DNA analysis has shown us that the wolf is an ancestor of the coyote, much like they are of the dog. However, unlike wolves and dogs, wolves and coyotes can be distinguished through DNA analysis.
However, there seem to be a few distinct differences between wolves and coyotes. One that sticks out to us is the fact that wolves are social animals traveling in family packs, while coyotes are considered more of a loner animal. ‘
Wolves travel with two-parent animals and all of their offspring that haven’t broken away from the pack yet. On the other hand, coyotes live on their own except for during the breeding season.
This was believed to be true until research at the Yellowstone National Park showed that coyotes are actually social animals when they’re not in danger of being hunted by humans. Here they travel in packs, similar to wolves, of their family unit.
However, the majority of wild coyotes will still travel alone due to the threat of being hunted. They’re less likely to be caught and killed when they travel alone as they can’t be heard or seen as easily.
Unfortunately, traveling alone can put coyotes in more danger – just not with humans.
What animals hunt and eat coyotes?
Coyotes are considered one of America’s top predators, but they are still small animals. This means that they often fall victim to larger carnivores, such as some that we will look at below.
The mountain lion is a top predator and can reach lengths up to 8 feet, with a weight of 136 pounds. Mountain lions are powerful hunters and will eat anything that they find, including unlucky coyotes who were in the wrong place at the wrong time.
These bears can stand taller than 8 feet and weigh an amazing 700 pounds. In comparison, the small 20 to 50-pound coyote doesn’t stand a chance if a brown bear wants to take them as their victim. Coyotes aren’t a bear’s first choice of meal, but they will eat them if desperate.
Another large predator, the American alligator measures in at around 15 feet long with a weight of up to 1,000 pounds. They’re often found in swamps and waterways, and they often successfully ambush their prey when they least expect it. This could be a coyote drinking from the water.
Yes, that’s right – wolves do hunt and eat coyotes. Wolves are the larger relative of the coyote, measuring around 7 feet with a weight between 40 and 175 pounds. Wolves won’t actively seek out coyotes to hunt, but they will eat them if there is no other food available.
Why do wolves hunt and eat coyotes?
Let’s start off this by saying that wolves do not often hunt coyotes, and if there is another food source available, they will leave their ancestors alone. However, wolves are wild animals and therefore often strapped for food, often starving until they get desperate.
At this point, a wolf will need to get a source of meat as soon as possible.
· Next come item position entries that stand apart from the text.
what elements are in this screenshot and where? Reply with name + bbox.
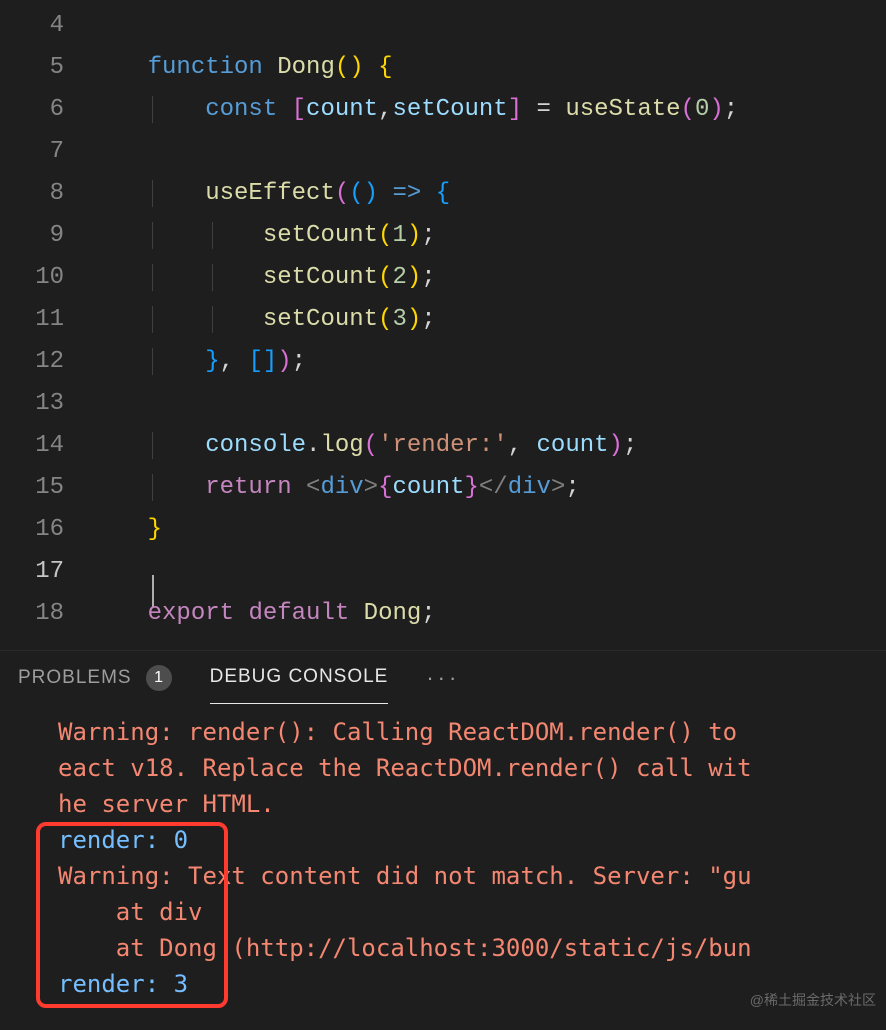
line-number: 9 <box>0 222 90 249</box>
code-line[interactable]: 10 setCount(2); <box>0 256 886 298</box>
code-content[interactable]: setCount(3); <box>90 306 886 333</box>
panel-more-icon[interactable]: ··· <box>426 665 460 691</box>
line-number: 14 <box>0 432 90 459</box>
code-line[interactable]: 16 } <box>0 508 886 550</box>
line-number: 4 <box>0 12 90 39</box>
line-number: 8 <box>0 180 90 207</box>
line-number: 12 <box>0 348 90 375</box>
code-content[interactable]: console.log('render:', count); <box>90 432 886 459</box>
line-number: 16 <box>0 516 90 543</box>
code-line[interactable]: 6 const [count,setCount] = useState(0); <box>0 88 886 130</box>
code-content[interactable]: const [count,setCount] = useState(0); <box>90 96 886 123</box>
code-content[interactable]: } <box>90 516 886 543</box>
panel-tabs: PROBLEMS 1 DEBUG CONSOLE ··· <box>0 650 886 704</box>
console-line: he server HTML. <box>4 786 882 822</box>
code-line[interactable]: 9 setCount(1); <box>0 214 886 256</box>
code-content[interactable]: function Dong() { <box>90 54 886 81</box>
line-number: 17 <box>0 558 90 585</box>
code-line[interactable]: 12 }, []); <box>0 340 886 382</box>
console-line: eact v18. Replace the ReactDOM.render() … <box>4 750 882 786</box>
line-number: 18 <box>0 600 90 627</box>
console-line: Warning: render(): Calling ReactDOM.rend… <box>4 714 882 750</box>
line-number: 7 <box>0 138 90 165</box>
code-content[interactable]: useEffect(() => { <box>90 180 886 207</box>
code-content[interactable]: setCount(1); <box>90 222 886 249</box>
tab-debug-console[interactable]: DEBUG CONSOLE <box>210 651 389 704</box>
console-line: render: 0 <box>4 822 882 858</box>
console-line: at Dong (http://localhost:3000/static/js… <box>4 930 882 966</box>
line-number: 10 <box>0 264 90 291</box>
code-line[interactable]: 11 setCount(3); <box>0 298 886 340</box>
code-editor[interactable]: 45 function Dong() {6 const [count,setCo… <box>0 0 886 634</box>
console-line: at div <box>4 894 882 930</box>
code-line[interactable]: 18 export default Dong; <box>0 592 886 634</box>
code-line[interactable]: 13 <box>0 382 886 424</box>
watermark: @稀土掘金技术社区 <box>750 990 876 1010</box>
line-number: 5 <box>0 54 90 81</box>
code-line[interactable]: 17 <box>0 550 886 592</box>
code-line[interactable]: 4 <box>0 4 886 46</box>
code-content[interactable]: setCount(2); <box>90 264 886 291</box>
code-content[interactable]: }, []); <box>90 348 886 375</box>
code-line[interactable]: 15 return <div>{count}</div>; <box>0 466 886 508</box>
line-number: 11 <box>0 306 90 333</box>
tab-debug-label: DEBUG CONSOLE <box>210 666 389 688</box>
debug-console-output[interactable]: Warning: render(): Calling ReactDOM.rend… <box>0 704 886 1030</box>
code-line[interactable]: 8 useEffect(() => { <box>0 172 886 214</box>
line-number: 6 <box>0 96 90 123</box>
tab-problems-label: PROBLEMS <box>18 667 132 689</box>
tab-problems[interactable]: PROBLEMS 1 <box>18 651 172 704</box>
console-line: Warning: Text content did not match. Ser… <box>4 858 882 894</box>
problems-badge: 1 <box>146 665 172 691</box>
line-number: 15 <box>0 474 90 501</box>
line-number: 13 <box>0 390 90 417</box>
code-line[interactable]: 7 <box>0 130 886 172</box>
code-content[interactable]: return <div>{count}</div>; <box>90 474 886 501</box>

Not only is it this wolf that is starving to death, but also their entire family pack. To avoid their young cubs going hungry, wolves will sometimes take desperate action and hunt coyotes.
Another reason why wolves might hunt coyotes is that they see them as a threat. Coyotes are smaller than wolves, but if they’re in a larger pack and the wolf feels outnumbered, things can quickly turn ugly.
Wolves have the size advantage over the coyote, meaning that they will often win a fight with a pack of coyotes.
To answer your original question, wolves do hunt and eat coyotes, although this is rare. Coyotes are not wolves’ first choice of meals and therefore will only be eaten by them in a desperate situation.
Unless the wolf feels threatened or is starving, they generally won’t hunt a coyote.
Unfortunately, due to their size and tendency to live alone, coyotes are subject to many larger carnivores – not just wolves. Brown bears, American alligators, and mountain lions are just some of the top predators that have been known to hunt coyotes and eat them.